M. Reed: Je suppose que l'application de ce projet de loi reflète la situation du secteur agricole, en ce sens que le nombre d'agriculteurs qui font face à des difficultés fluctue à un certain moment. Je voulais simplement savoir quelle était la situation en Alberta.
M. Hadley: De 1986 jusqu'à 1990, c'est-à-dire sur quatre ans, nous avons reçu une moyenne de 50 demandes par mois. En 1992, 1993, 1994, ce nombre a commencé à diminuer progressivement et est tombé à 20 ou 25 par mois. En 1995, nous n'avons reçu qu'une dizaine de demandes par mois en moyenne en Alberta. En 1996, nous recevons en moyenne 20 demandes par mois. Donc cette année le nombre a vraiment doublé par rapport à l'année dernière.
Cette situation est en grande partie attribuable au fait que le printemps dernier, les banques ont examiné les marges sur les prêts d'exploitation et se sont rendu compte que ces prêts étaient destinés à des éleveurs de bétail.
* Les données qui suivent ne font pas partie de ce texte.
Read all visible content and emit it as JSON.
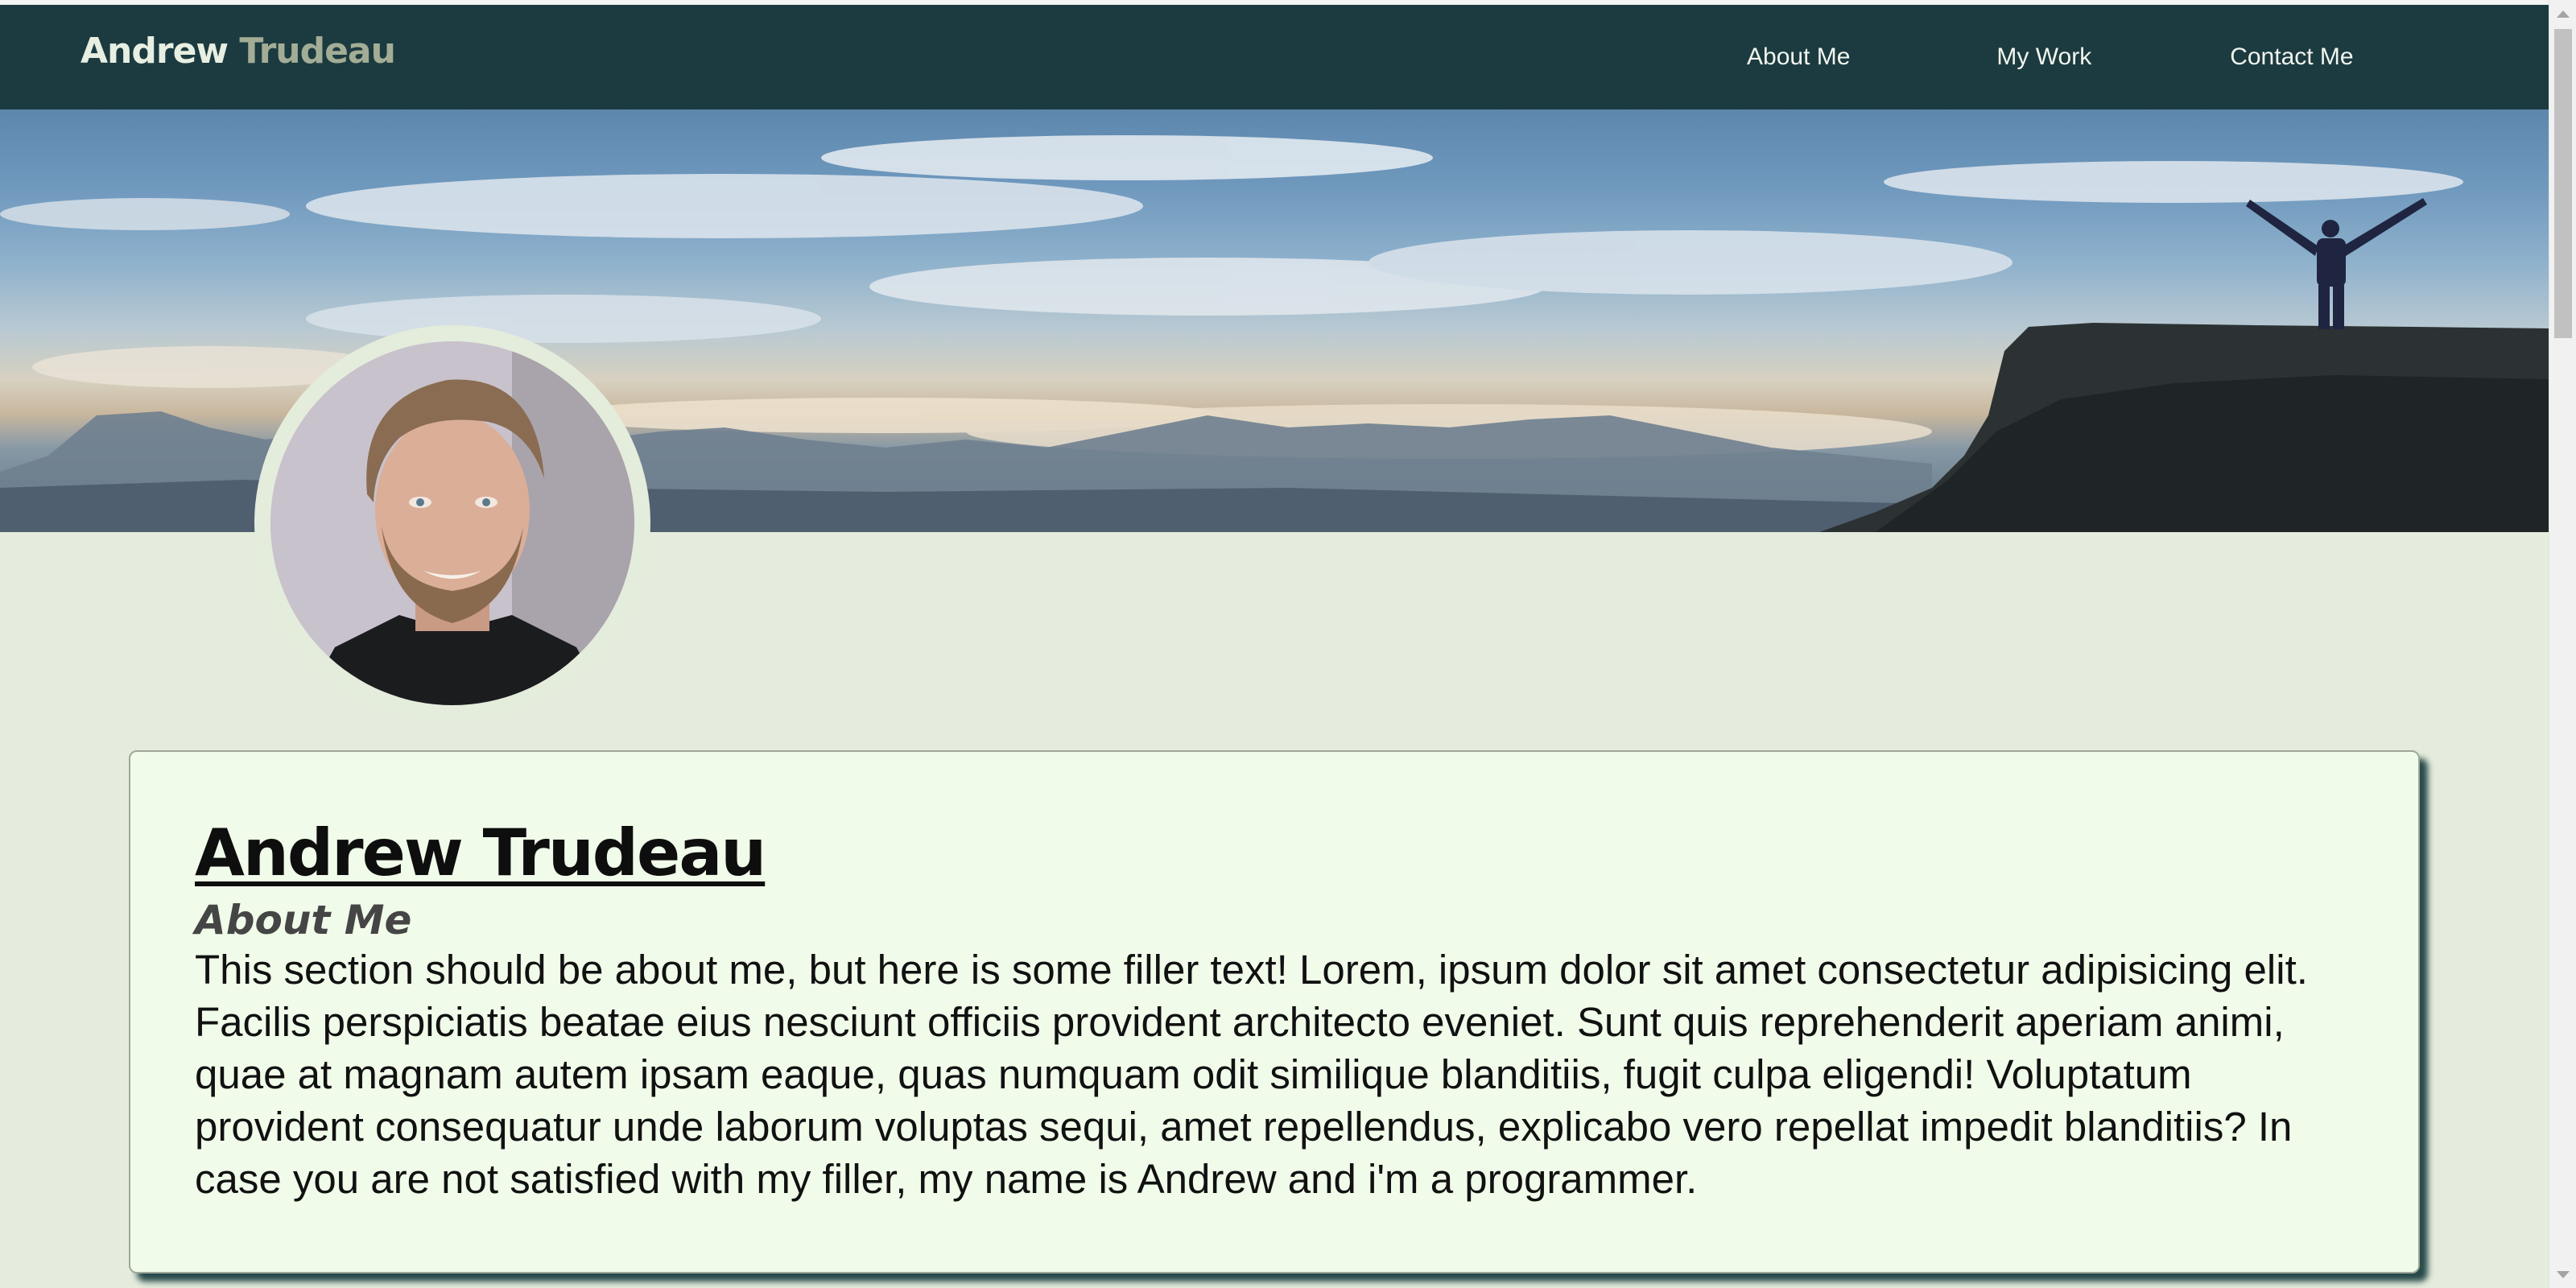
{
  "nav": {
    "brand_first": "Andrew",
    "brand_last": "Trudeau",
    "links": [
      "About Me",
      "My Work",
      "Contact Me"
    ]
  },
  "hero": {
    "description_icon": "landscape-banner"
  },
  "profile": {
    "avatar_icon": "profile-photo"
  },
  "card": {
    "title": "Andrew Trudeau",
    "subtitle": "About Me",
    "body": "This section should be about me, but here is some filler text! Lorem, ipsum dolor sit amet consectetur adipisicing elit. Facilis perspiciatis beatae eius nesciunt officiis provident architecto eveniet. Sunt quis reprehenderit aperiam animi, quae at magnam autem ipsam eaque, quas numquam odit similique blanditiis, fugit culpa eligendi! Voluptatum provident consequatur unde laborum voluptas sequi, amet repellendus, explicabo vero repellat impedit blanditiis? In case you are not satisfied with my filler, my name is Andrew and i'm a programmer."
  },
  "colors": {
    "nav_bg": "#1c3b40",
    "page_bg": "#e5ecdd",
    "card_bg": "#f0fbea",
    "card_shadow": "#284a4a",
    "brand_first": "#e7efe2",
    "brand_last": "#a3ad96"
  }
}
Le prix du bétail était en train de dégringoler tandis que le prix du fourrage pour bétail augmentait considérablement. Après avoir évalué la marge, elles ont demandé aux agriculteurs en question de rembourser une partie de ces prêts d'exploitation pour réduire l'écart entre le montant impayé et la valeur du bétail. Comme tout cela s'est produit en mai et en juin, c'est-à-dire à une époque où le bétail ne se vend pas, ils n'avaient tout simplement pas l'argent pour rembourser. Cette situation a duré tout au long de juin, juillet et août de cette année, et les demandes que nous recevons proviennent clairement des éleveurs de bétail.
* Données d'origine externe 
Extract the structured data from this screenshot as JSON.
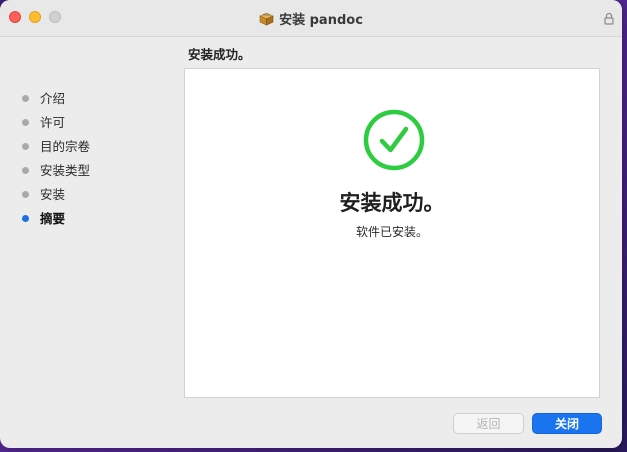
{
  "window": {
    "title": "安装 pandoc"
  },
  "sidebar": {
    "steps": [
      {
        "label": "介绍",
        "active": false
      },
      {
        "label": "许可",
        "active": false
      },
      {
        "label": "目的宗卷",
        "active": false
      },
      {
        "label": "安装类型",
        "active": false
      },
      {
        "label": "安装",
        "active": false
      },
      {
        "label": "摘要",
        "active": true
      }
    ]
  },
  "main": {
    "header": "安装成功。",
    "success_title": "安装成功。",
    "success_subtitle": "软件已安装。"
  },
  "buttons": {
    "back_label": "返回",
    "close_label": "关闭"
  },
  "colors": {
    "accent": "#1a74f0",
    "success": "#2ecc40",
    "active_dot": "#1e6fe6"
  },
  "icons": {
    "title_icon": "package-icon",
    "lock_icon": "lock-icon",
    "success_icon": "checkmark-circle-icon"
  }
}
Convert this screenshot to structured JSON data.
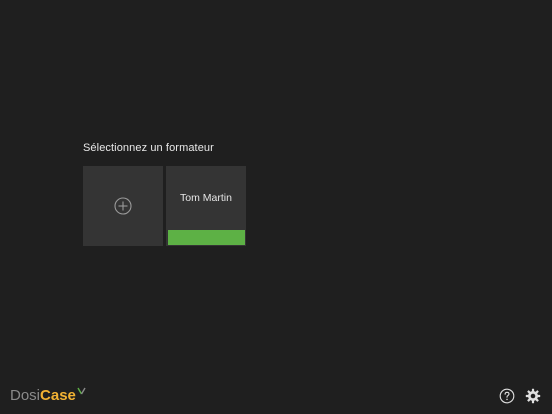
{
  "screen": {
    "title": "Sélectionnez un formateur"
  },
  "trainers": {
    "add_icon": "plus-circle-icon",
    "items": [
      {
        "name": "Tom Martin",
        "status_color": "#5db145"
      }
    ]
  },
  "footer": {
    "logo_part1": "Dosi",
    "logo_part2": "Case",
    "help_icon": "help-circle-icon",
    "settings_icon": "gear-icon"
  },
  "colors": {
    "background": "#1f1f1f",
    "tile": "#343434",
    "accent_yellow": "#f2b233",
    "accent_green": "#5db145",
    "text": "#e8e8e8"
  }
}
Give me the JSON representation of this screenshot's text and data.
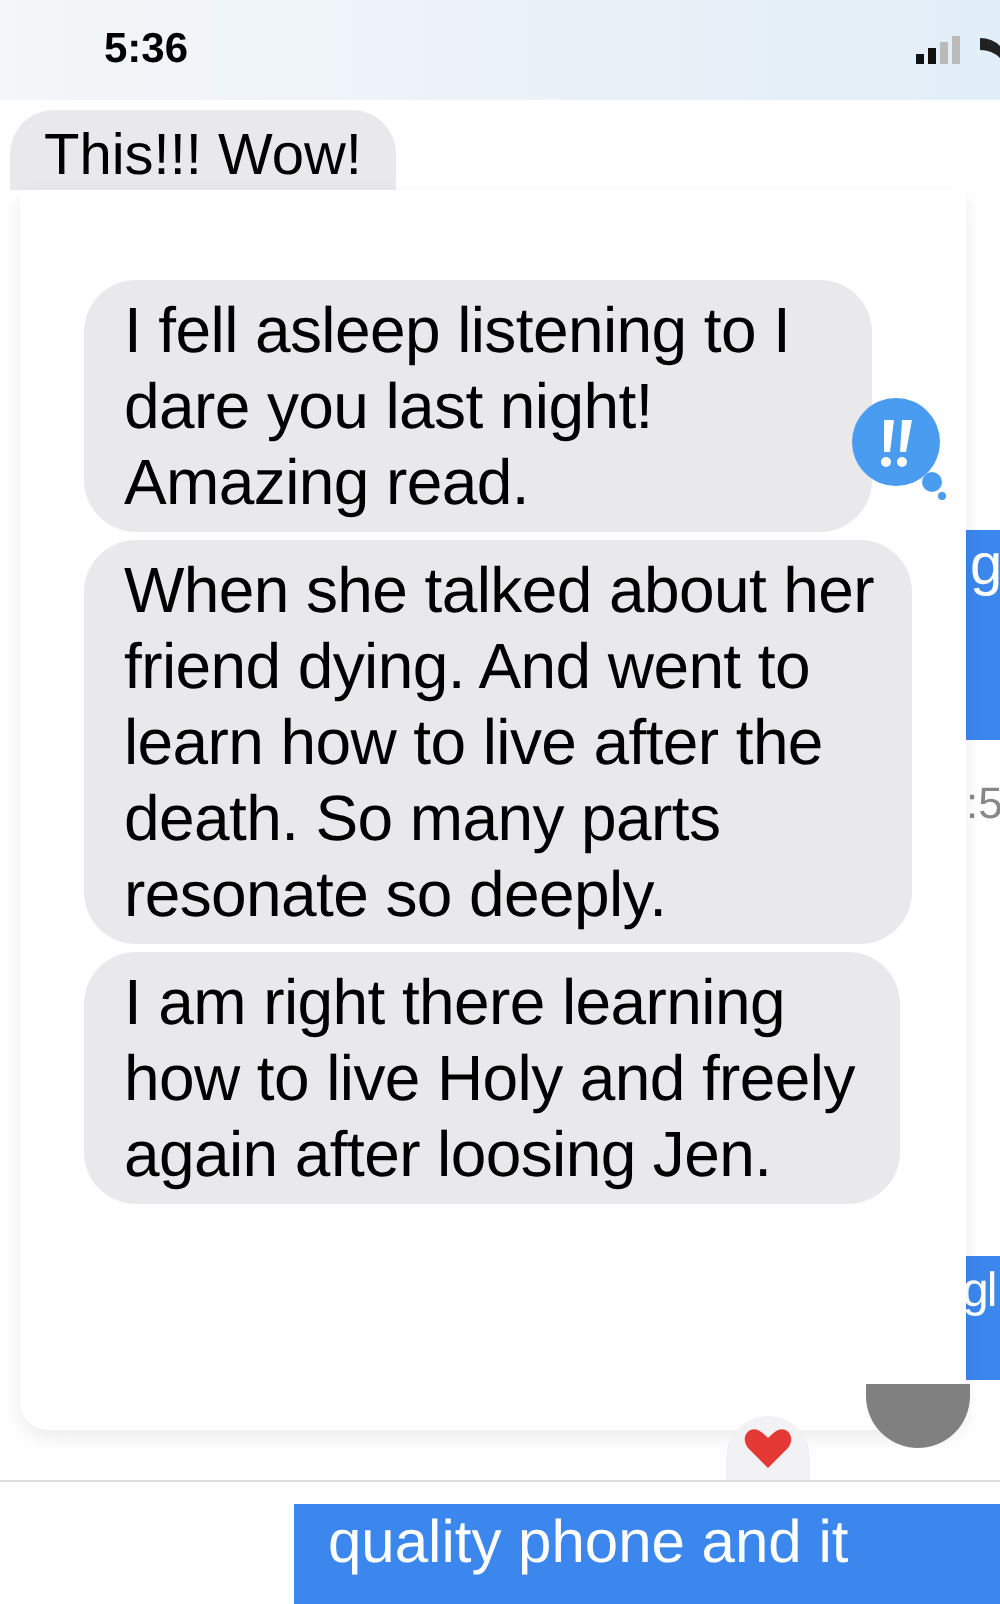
{
  "status_bar": {
    "time": "5:36"
  },
  "top_message": {
    "text": "This!!! Wow!"
  },
  "focused_messages": [
    {
      "text": "I fell asleep listening to I dare you last night! Amazing read."
    },
    {
      "text": "When she talked about her friend dying. And went to learn how to live after the death. So many parts resonate so deeply."
    },
    {
      "text": "I am right there learning how to live Holy and freely again after loosing Jen."
    }
  ],
  "reaction": {
    "kind": "exclamation"
  },
  "background_snippets": [
    "g",
    ":5",
    "gl"
  ],
  "bottom_message": {
    "text": "quality phone and it"
  }
}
Nous ignorons ce qui se passera une fois la nouvelle loi en vigueur. En Alberta, par le passé, les demandes présentées au Bureau d'examen de l'endettement agricole provenaient pour la plupart, même celles visées par l'article 16 de la loi actuelle, d'agriculteurs insolvables. Ils ne seront donc pas abandonnés par la nouvelle loi. Ils sont en retard dans les paiements qu'ils doivent verser à certains de leurs créanciers. Ils pourront continuer à se prévaloir de cette nouvelle loi, sans suspension des procédures, s'ils le préfèrent, ou avec suspension, si nécessaire. Notre capacité à les servir ne diminuera pas.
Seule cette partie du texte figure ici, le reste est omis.